When you were slaves of sin, you were free in regard to righteousness.So what advantage did you then get from the things of which you now are ashamed? The end of those things is death. But now that you have been freed from sin and enslaved to God, the advantage you get is sanctification. The end is eternal life. For the wages of sin is death, but the free gift of God is eternal life in Christ Jesus our Lord.
Romans 6: 15-23
We must choose: slavery, or slavery. What will it be?
I used to be so bothered by paradoxes in scripture. I wanted everything line up neat. But I have come to love the paradoxes in scripture. And this paradox, to me, is beautiful. Saint Paul, backing off his usual poetic tendencies (it is Romans after all), makes an incredible argument of logic. He essentially has just told the Exodus narrative. They have just come through the redeeming waters of baptism where death and slavery were swallowed up by the awful Grace of God. Now they face a decision. Slavery or slavery?
Paul makes his argument. He essentially says this – remember your life before God, when you were slaves to sin? How’d that work for ya? Now, think on your life with God. How’s that working for ya? The answer, in Saint Paul’s mind, is rather obvious.
But what is the bit about slavery? What exactly does Saint Paul mean when he says “slaves of righteousness?”
When we talk about righteousness in our culture, dominated with language that equates God to moral checkpoints on a scale that mostly measures sexuality, we typically mean “moral purity”. So when we think of God’s righteousness, we think scripture means that God is morally pure. And God is certainly morally pure.
But that is not what righteousness means in scripture. It never meant it in the Hebrew text and it isn’t what is meant in the New Testament either.

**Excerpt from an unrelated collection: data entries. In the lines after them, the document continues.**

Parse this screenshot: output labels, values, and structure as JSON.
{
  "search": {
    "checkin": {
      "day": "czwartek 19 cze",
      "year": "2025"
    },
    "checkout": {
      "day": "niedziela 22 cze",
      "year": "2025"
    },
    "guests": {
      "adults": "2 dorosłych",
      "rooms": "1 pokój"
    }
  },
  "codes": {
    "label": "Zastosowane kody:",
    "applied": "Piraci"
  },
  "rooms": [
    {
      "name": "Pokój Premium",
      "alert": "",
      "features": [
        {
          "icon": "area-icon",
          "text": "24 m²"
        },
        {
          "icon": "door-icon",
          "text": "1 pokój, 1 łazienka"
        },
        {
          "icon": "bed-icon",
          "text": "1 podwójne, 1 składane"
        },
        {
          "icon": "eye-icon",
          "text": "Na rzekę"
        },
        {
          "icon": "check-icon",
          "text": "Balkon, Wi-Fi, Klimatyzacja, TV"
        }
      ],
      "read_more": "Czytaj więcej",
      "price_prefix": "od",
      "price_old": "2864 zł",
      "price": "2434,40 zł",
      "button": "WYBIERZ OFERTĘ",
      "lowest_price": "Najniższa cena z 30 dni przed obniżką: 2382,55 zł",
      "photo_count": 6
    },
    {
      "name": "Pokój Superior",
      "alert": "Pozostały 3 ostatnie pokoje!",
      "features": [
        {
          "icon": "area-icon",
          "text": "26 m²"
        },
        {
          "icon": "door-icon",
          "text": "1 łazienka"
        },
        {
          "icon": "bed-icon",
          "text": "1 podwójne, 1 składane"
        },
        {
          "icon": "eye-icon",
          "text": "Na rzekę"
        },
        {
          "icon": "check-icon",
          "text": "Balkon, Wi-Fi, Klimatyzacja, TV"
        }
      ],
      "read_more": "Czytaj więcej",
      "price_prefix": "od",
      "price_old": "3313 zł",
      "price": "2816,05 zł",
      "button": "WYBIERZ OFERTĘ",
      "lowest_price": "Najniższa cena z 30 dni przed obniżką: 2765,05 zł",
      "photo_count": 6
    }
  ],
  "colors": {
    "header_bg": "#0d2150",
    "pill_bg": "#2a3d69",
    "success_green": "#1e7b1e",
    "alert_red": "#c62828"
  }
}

Righteousness has Jewish roots and comes from the Hebrew word Tsedeqah, which means something like “restorative justice”. That is, the Hebrew people longed for God to establish his righteousness among his people – which meant he would “set things right again”. Something had gone terribly wrong with the fabric of the cosmos, and God needed to repair what was broken. The word for that repairing and restoration was “Tsedeqah”, or Justice or Righteousness.
And the beauty of the gospel is this. God, in and through his Agent, Jesus Christ, has launched/innaugurated his Reign or Kingdom. And the primary indicator of that Kingdom is the righteousness of God. That is, in and through his Spirit-filled people, the people who submit their lives the Lordship of Jesus and follow him, are the agents by which God is working his righteousness. God, through us is setting things right again.
And Saint Paul, here in Romans 6 is providing us an either/or sort of worldview. Either we are slaves to the vicious cycles of brokenness that has and continues to destroy God’s world and people, or we are slaves to the vicious cycles of restoration and renewal – of setting things right again.
And this is the really beautiful part. Being a slave to the Kingdom of God and its restorative work… sets you free from slavery to the brokenness that once dominated your life. You see, we haven’t only been saved FROM something, we have been saved FOR something.